В конце редкого события — тихого домашнего вечера, только вдвоем — Хедли все-таки сломался. Это была их годовщина, Оливер был очень внимателен и преисполнен довольно сентиментальной ностальгии и, что было лучше всего, ему удалось ни разу за весь вечер не упомянуть Анки. Они не поддались располагающему к лени анафродизиаку[31] — с комфортом завалиться перед телевизором — единодушно легли в постель рано и занимались такой любовью, которая начисто вышибла у Хедли из головы игривого бывшего Оливера. И тут зазвонили телефоны, сначала мобильный Оливера, закутанный где-то далеко в куртке, а затем домашний, всего в нескольких дюймах от постели.

Оба мужественно проигнорировали звонки, Оливер даже придавил аппарат подушкой, прежде чем вернуться к прерванному занятию, но потом щелкнул автоответчик в кабинете. Скоро туда, где они лежали, через открытые двери донеслись безошибочно узнаваемые звуки голоса Анки.

— Оливер? Олли! Я знаю, что ты там. Слушай, ты красавчик-трахарь, возьми трубку. Возьми прямо сейчас!

И так далее.

К сожалению, автоответчик был настроен, чтобы принимать длинные, запутанные сообщения от капризных художников, так что ограничения по времени не было. В конце концов, она повесила трубку, но не раньше, чем настроение в спальне опустилось до той точки, когда она вполне могла бы лежать там между ними.

Хедли терял самообладание так редко, что это было похоже на буйный припадок ярости, обрушившийся на него.

— Почему бы тебе не переспать с глупой коровой, просто чтобы она заткнулась?

— Только не начинай снова.

— Но ведь она же этого хочет! Ведь так?

— Нет. Она…

— Оливер, это сексуальное домогательство. И точка. Ты что, не видишь? Она встает между нами, а у меня самого не хватает сил, особенно когда ты ее там обхаживаешь.

— Она друг, Хед.

— Тебе не кажется, что это немного непрофессионально?

— Отвали.

Оливер никогда так с ним не разговаривал, даже когда злился. Они оба замолчали, вероятно, шокированные в равной степени. Затем телефон снова начал звонить.

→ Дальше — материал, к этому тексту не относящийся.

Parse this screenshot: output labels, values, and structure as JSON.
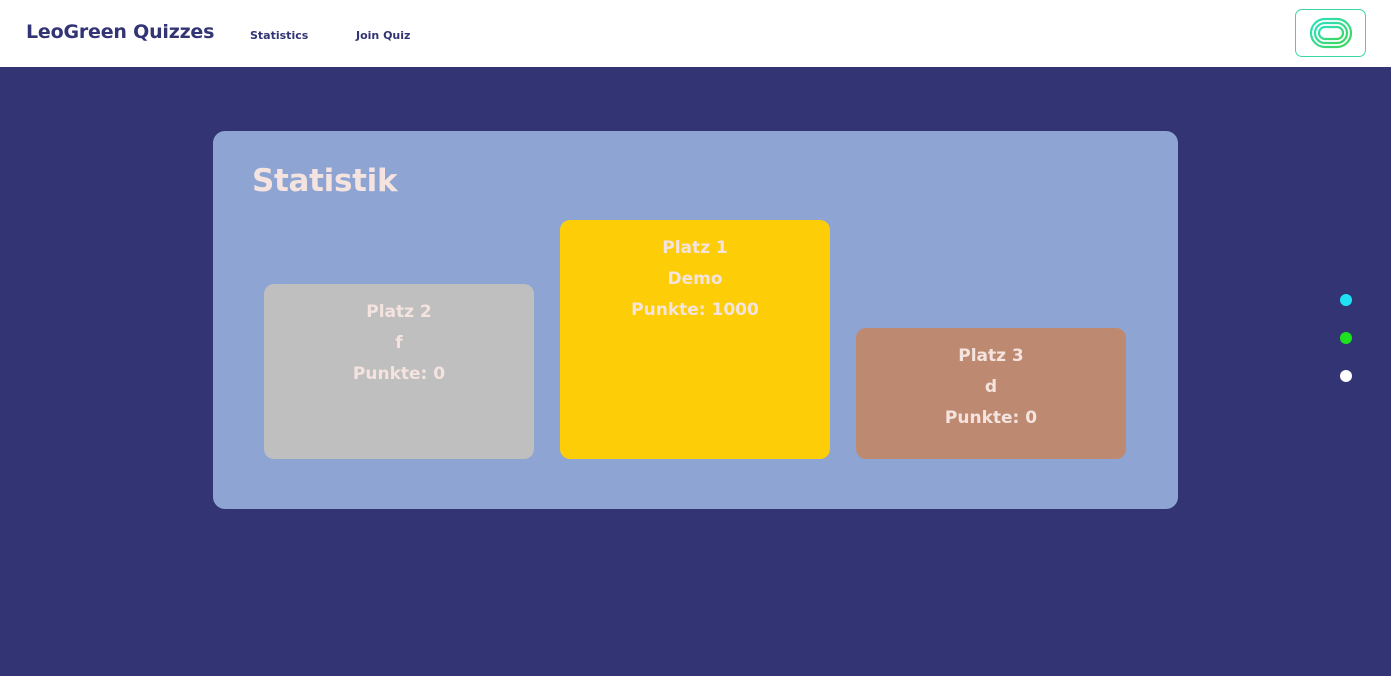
{
  "header": {
    "brand": "LeoGreen Quizzes",
    "nav": [
      {
        "label": "Statistics"
      },
      {
        "label": "Join Quiz"
      }
    ],
    "logo_icon": "leogreen-track-icon"
  },
  "stats": {
    "title": "Statistik",
    "places": [
      {
        "rank_label": "Platz 2",
        "name": "f",
        "points_label": "Punkte: 0",
        "color": "#bfbfbf"
      },
      {
        "rank_label": "Platz 1",
        "name": "Demo",
        "points_label": "Punkte: 1000",
        "color": "#fdce07"
      },
      {
        "rank_label": "Platz 3",
        "name": "d",
        "points_label": "Punkte: 0",
        "color": "#bd8a71"
      }
    ]
  },
  "side_dots": [
    {
      "color": "#1fe3f5"
    },
    {
      "color": "#1ee21e"
    },
    {
      "color": "#ffffff"
    }
  ],
  "colors": {
    "background": "#323474",
    "panel": "#8ea4d2",
    "text_light": "#f4e3de",
    "accent": "#3ad6a6"
  }
}
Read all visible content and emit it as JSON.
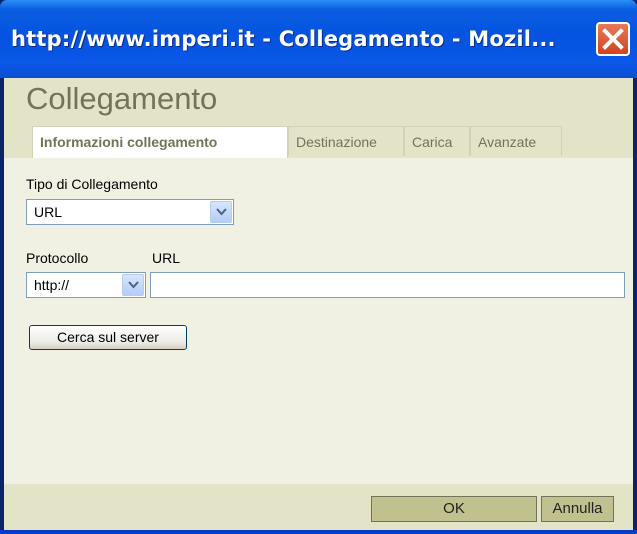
{
  "window": {
    "title": "http://www.imperi.it - Collegamento - Mozil..."
  },
  "dialog": {
    "title": "Collegamento",
    "tabs": [
      {
        "label": "Informazioni collegamento",
        "active": true
      },
      {
        "label": "Destinazione",
        "active": false
      },
      {
        "label": "Carica",
        "active": false
      },
      {
        "label": "Avanzate",
        "active": false
      }
    ]
  },
  "form": {
    "link_type_label": "Tipo di Collegamento",
    "link_type_value": "URL",
    "protocol_label": "Protocollo",
    "protocol_value": "http://",
    "url_label": "URL",
    "url_value": "",
    "browse_button": "Cerca sul server"
  },
  "footer": {
    "ok_label": "OK",
    "cancel_label": "Annulla"
  },
  "colors": {
    "titlebar": "#0553e0",
    "header_bg": "#e3e3c7",
    "body_bg": "#f1f1e3",
    "title_text": "#737357",
    "close_button": "#d1431f"
  }
}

— Что ж ты за мужик, если не можешь ей сказать, чтобы отвязалась, — сказал Хедли.

— Нет!

Оливер попытался дотянуться до телефона первым, но Хедли оттолкнул его в сторону так яростно, что тот ударился головой об изголовье кровати.

— Вот и прекрасно, — подумал он. — Так тебе и надо. Он отбросил подушку в сторону и схватил трубку.

— Слушай, ты, бездарная сука…

— Что?

— Рейчел?

— Петрок?

— Извини, я… Это Хедли, мама. Петрок мертв. Почему ты шепчешь?

— Она не должна меня слышать, — прошипела Рейчел. — Она там, под столом там и… Ох, твою мать. Хедли, ты все еще там?

— Да, — вздохнул Хедли.

— Камни. Сколько их должно быть, чтобы все было идеально?

— Какие камни, мама? Где Энтони? Ты приняла свои таблетки?

Так начался последний в жизни Рейчел сорокаминутный телефонный разговор.

К концу его Оливер накинул одеяло на плечи Хедли, сам надел халат и ушел смотреть телевизор. Швырнув кое-что из одежды в сумку, Хедли заглянул к нему.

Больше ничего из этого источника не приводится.